Saturday, September 16, 2017

Independence Day

       Today Papua New Guinea celebrates it's 42nd Independence Day. Here at Kudjip the festivities started at sunrise and are still going. The festivities included a sunrise service and flag-raising ceremony followed by a day of games. Everyone came with the whole family in PNG colors and regalia. Here are a few glimpses of a fun-filled day celebrating Papua New Guinea:

Flag-raising celebration. Credit: David Wan

Miriam and I sporting our colors

OT Staff representing....

...and crushing it in the volleyball tourney

Kickboxing demonstration drew quite the crowd
Surgical ward staff playing in the basketball tourney
Future basketball stars learning to pass the ball

The future here looks very bright.

Happy Independence Day!

Friday, September 8, 2017

Going Home

A few months ago, I shared a story about a crazy day when we had many procedures and sick patients. One of those patients, known as trauma guy “T”, is going home today!

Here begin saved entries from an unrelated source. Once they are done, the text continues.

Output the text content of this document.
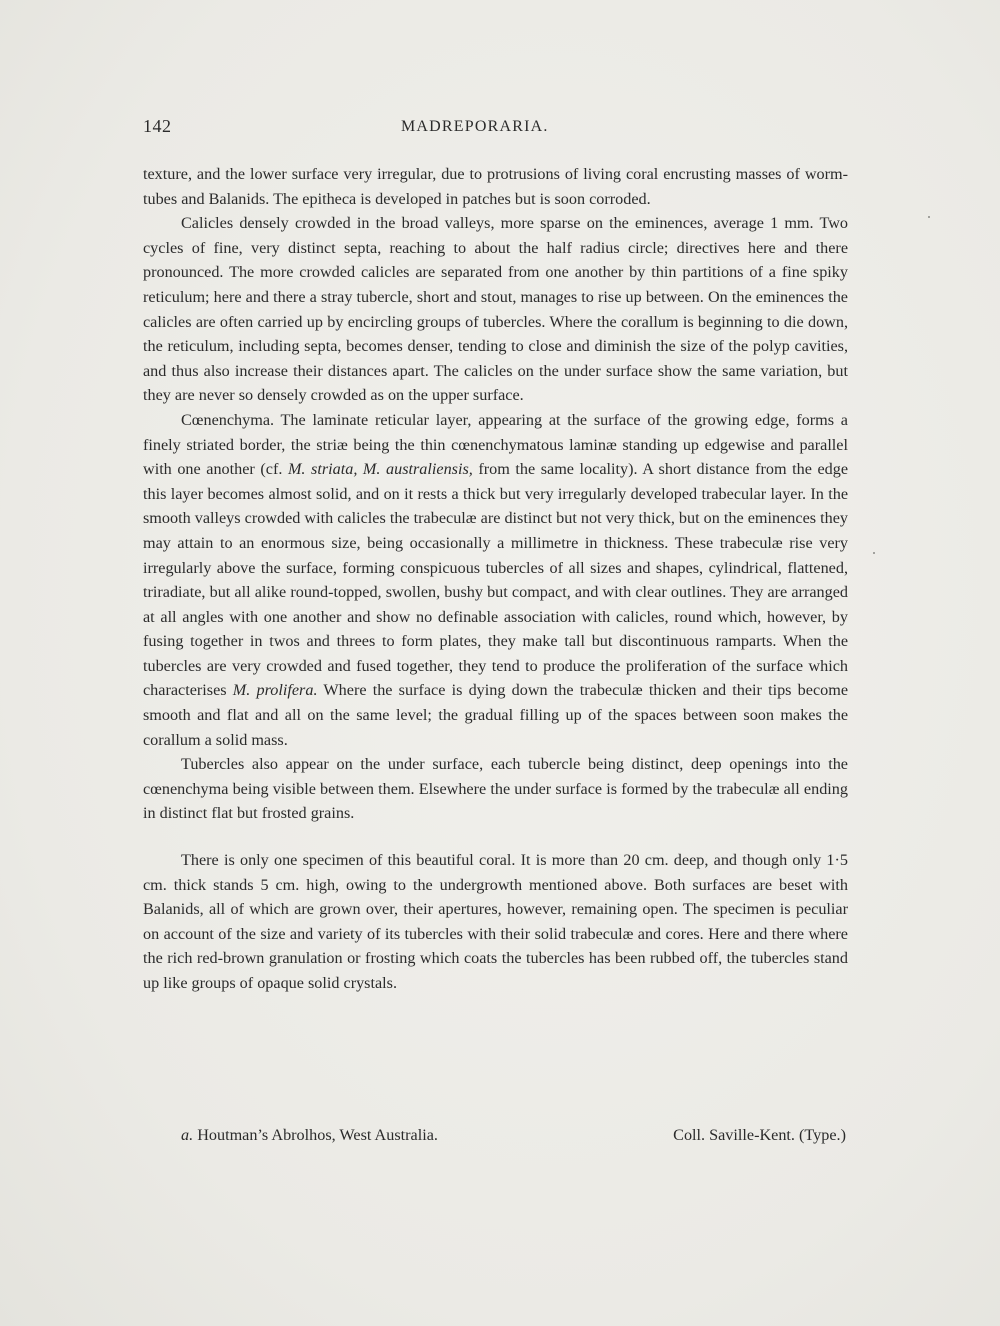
142	MADREPORARIA.

texture, and the lower surface very irregular, due to protrusions of living coral encrusting masses of worm-tubes and Balanids. The epitheca is developed in patches but is soon corroded.

Calicles densely crowded in the broad valleys, more sparse on the eminences, average 1 mm. Two cycles of fine, very distinct septa, reaching to about the half radius circle; directives here and there pronounced. The more crowded calicles are separated from one another by thin partitions of a fine spiky reticulum; here and there a stray tubercle, short and stout, manages to rise up between. On the eminences the calicles are often carried up by encircling groups of tubercles. Where the corallum is beginning to die down, the reticulum, including septa, becomes denser, tending to close and diminish the size of the polyp cavities, and thus also increase their distances apart. The calicles on the under surface show the same variation, but they are never so densely crowded as on the upper surface.

Cœnenchyma. The laminate reticular layer, appearing at the surface of the growing edge, forms a finely striated border, the striæ being the thin cœnenchymatous laminæ standing up edgewise and parallel with one another (cf. M. striata, M. australiensis, from the same locality). A short distance from the edge this layer becomes almost solid, and on it rests a thick but very irregularly developed trabecular layer. In the smooth valleys crowded with calicles the trabeculæ are distinct but not very thick, but on the eminences they may attain to an enormous size, being occasionally a millimetre in thickness. These trabeculæ rise very irregularly above the surface, forming conspicuous tubercles of all sizes and shapes, cylindrical, flattened, triradiate, but all alike round-topped, swollen, bushy but compact, and with clear outlines. They are arranged at all angles with one another and show no definable association with calicles, round which, however, by fusing together in twos and threes to form plates, they make tall but discontinuous ramparts. When the tubercles are very crowded and fused together, they tend to produce the proliferation of the surface which characterises M. prolifera. Where the surface is dying down the trabeculæ thicken and their tips become smooth and flat and all on the same level; the gradual filling up of the spaces between soon makes the corallum a solid mass.

Tubercles also appear on the under surface, each tubercle being distinct, deep openings into the cœnenchyma being visible between them. Elsewhere the under surface is formed by the trabeculæ all ending in distinct flat but frosted grains.

There is only one specimen of this beautiful coral. It is more than 20 cm. deep, and though only 1·5 cm. thick stands 5 cm. high, owing to the undergrowth mentioned above. Both surfaces are beset with Balanids, all of which are grown over, their apertures, however, remaining open. The specimen is peculiar on account of the size and variety of its tubercles with their solid trabeculæ and cores. Here and there where the rich red-brown granulation or frosting which coats the tubercles has been rubbed off, the tubercles stand up like groups of opaque solid crystals.

a. Houtman’s Abrolhos, West Australia.	Coll. Saville-Kent. (Type.)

Thomas was one of three pedestrians struck by a truck almost 2 months ago. One of his companions died before reaching the hospital. Thomas had femur fractures in both legs, a pelvic fracture, and severe internal bleeding that required emergency surgery. His course was rocky over the first few days and we weren’t sure if he would survive. He really needed intensive care that we don’t have here. By God’s grace, he turned a corner. After several surgeries for his legs, he started the long road to recovery. Without a physical therapist or a rehab center where we can send him, he has remained in the hospital making slow but steady progress towards regaining mobility. I am happy to report that he is now walking (with assistance) and ready to head home. 
Please continue to pray for Thomas as he recuperates and transitions back to home life. Pray that this experience will increase his faith. He recognizes that God spared his life and he had many opportunities to hear the good news during his 2 months at the hospital. Please continue to pray that we, the hospital staff, may shine the light of Christ to each patient we treat.